Bob knows that the ElGamal cryptosystem is similar to Diffie-Hellman. To generate the ElGamal keys, Bob selects the cyclic group Z_p with prime p=20876441 and generator g=5 as the public parameters (in decimal). Bob also selects his secret key X between 1 and p-1. The public parameters are p, g, and the value h=g^X mod p, while the private parameter is X. Bob’s ElGamal encryption uses a random nonce Y between 1 and p-1 and for a given message M between 1 and p-1, and it outputs a pair of values (C1,C2), so that C1=g^Y mod p, and C2=M(h^Y) mod p. This pair of values is the ciphertext for M with nonce Y (i.e., the ciphertext is a tuple). Also, the value “h^Y mod p” is called the “shared secret” of Bob.

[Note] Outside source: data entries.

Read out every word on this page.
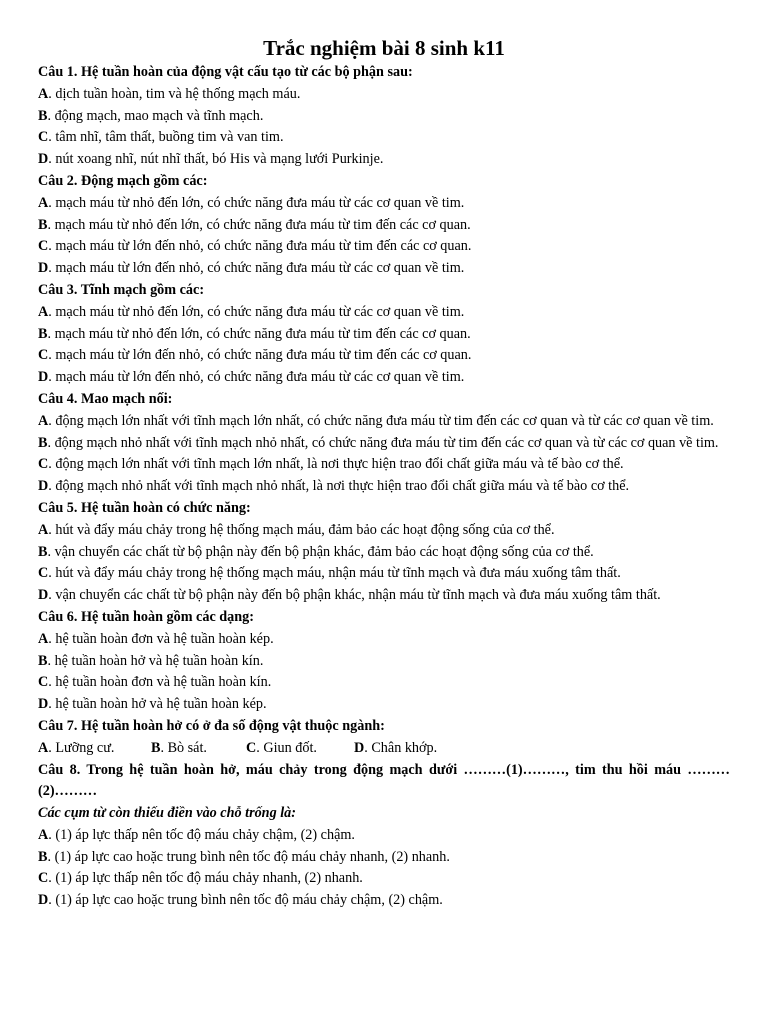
Trắc nghiệm bài 8 sinh k11

Câu 1. Hệ tuần hoàn của động vật cấu tạo từ các bộ phận sau:

A. dịch tuần hoàn, tim và hệ thống mạch máu.

B. động mạch, mao mạch và tĩnh mạch.

C. tâm nhĩ, tâm thất, buồng tim và van tim.

D. nút xoang nhĩ, nút nhĩ thất, bó His và mạng lưới Purkinje.

Câu 2. Động mạch gồm các:

A. mạch máu từ nhỏ đến lớn, có chức năng đưa máu từ các cơ quan về tim.

B. mạch máu từ nhỏ đến lớn, có chức năng đưa máu từ tim đến các cơ quan.

C. mạch máu từ lớn đến nhỏ, có chức năng đưa máu từ tim đến các cơ quan.

D. mạch máu từ lớn đến nhỏ, có chức năng đưa máu từ các cơ quan về tim.

Câu 3. Tĩnh mạch gồm các:

A. mạch máu từ nhỏ đến lớn, có chức năng đưa máu từ các cơ quan về tim.

B. mạch máu từ nhỏ đến lớn, có chức năng đưa máu từ tim đến các cơ quan.

C. mạch máu từ lớn đến nhỏ, có chức năng đưa máu từ tim đến các cơ quan.

D. mạch máu từ lớn đến nhỏ, có chức năng đưa máu từ các cơ quan về tim.

Câu 4. Mao mạch nối:

A. động mạch lớn nhất với tĩnh mạch lớn nhất, có chức năng đưa máu từ tim đến các cơ quan và từ các cơ quan về tim.

B. động mạch nhỏ nhất với tĩnh mạch nhỏ nhất, có chức năng đưa máu từ tim đến các cơ quan và từ các cơ quan về tim.

C. động mạch lớn nhất với tĩnh mạch lớn nhất, là nơi thực hiện trao đổi chất giữa máu và tế bào cơ thể.

D. động mạch nhỏ nhất với tĩnh mạch nhỏ nhất, là nơi thực hiện trao đổi chất giữa máu và tế bào cơ thể.

Câu 5. Hệ tuần hoàn có chức năng:

A. hút và đẩy máu chảy trong hệ thống mạch máu, đảm bảo các hoạt động sống của cơ thể.

B. vận chuyển các chất từ bộ phận này đến bộ phận khác, đảm bảo các hoạt động sống của cơ thể.

C. hút và đẩy máu chảy trong hệ thống mạch máu, nhận máu từ tĩnh mạch và đưa máu xuống tâm thất.

D. vận chuyển các chất từ bộ phận này đến bộ phận khác, nhận máu từ tĩnh mạch và đưa máu xuống tâm thất.

Câu 6. Hệ tuần hoàn gồm các dạng:

A. hệ tuần hoàn đơn và hệ tuần hoàn kép.

B. hệ tuần hoàn hở và hệ tuần hoàn kín.

C. hệ tuần hoàn đơn và hệ tuần hoàn kín.

D. hệ tuần hoàn hở và hệ tuần hoàn kép.

Câu 7. Hệ tuần hoàn hở có ở đa số động vật thuộc ngành:

A. Lưỡng cư.	B. Bò sát.	C. Giun đốt.	D. Chân khớp.

Câu 8. Trong hệ tuần hoàn hở, máu chảy trong động mạch dưới ………(1)………, tim thu hồi máu ………(2)………

Các cụm từ còn thiếu điền vào chỗ trống là:

A. (1) áp lực thấp nên tốc độ máu chảy chậm, (2) chậm.

B. (1) áp lực cao hoặc trung bình nên tốc độ máu chảy nhanh, (2) nhanh.

C. (1) áp lực thấp nên tốc độ máu chảy nhanh, (2) nhanh.

D. (1) áp lực cao hoặc trung bình nên tốc độ máu chảy chậm, (2) chậm.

Bob’s ElGamal decryption receives ciphertext (C1,C2) and his secret key X as input and multiplies C2 with the modular multiplicative inverse of the shared secret. Specifically, if “D=C1^X=g^(XY) mod p” is the shared secret, and “E=D^(-1) mod p” is the modular multiplicative inverse of the shared secret, the plaintext is “M=EC2 mod p”.

[10 points] Bob posts on the Internet the encryption of M=20192834 as (C1,C2)=(9916780, 5260862) using nonce Y1. Can you find Bob’s “shared secret” value? Show all you work.
[15 points] Bob posts another ciphertext (C1,C2)= (7350174, 13786334) for a different message M2 using nonce Y2. What is Bob’s message M2? Implement a program that recovers Bob’s message M2.
[5 points] Bob notices that ElGamal encryption is malleable. If the encryption of M3=12345 is (C1,C2)= (8698838, 17288353), what is the encryption of M4=382695 (all numbers are decimal)? Show all your work.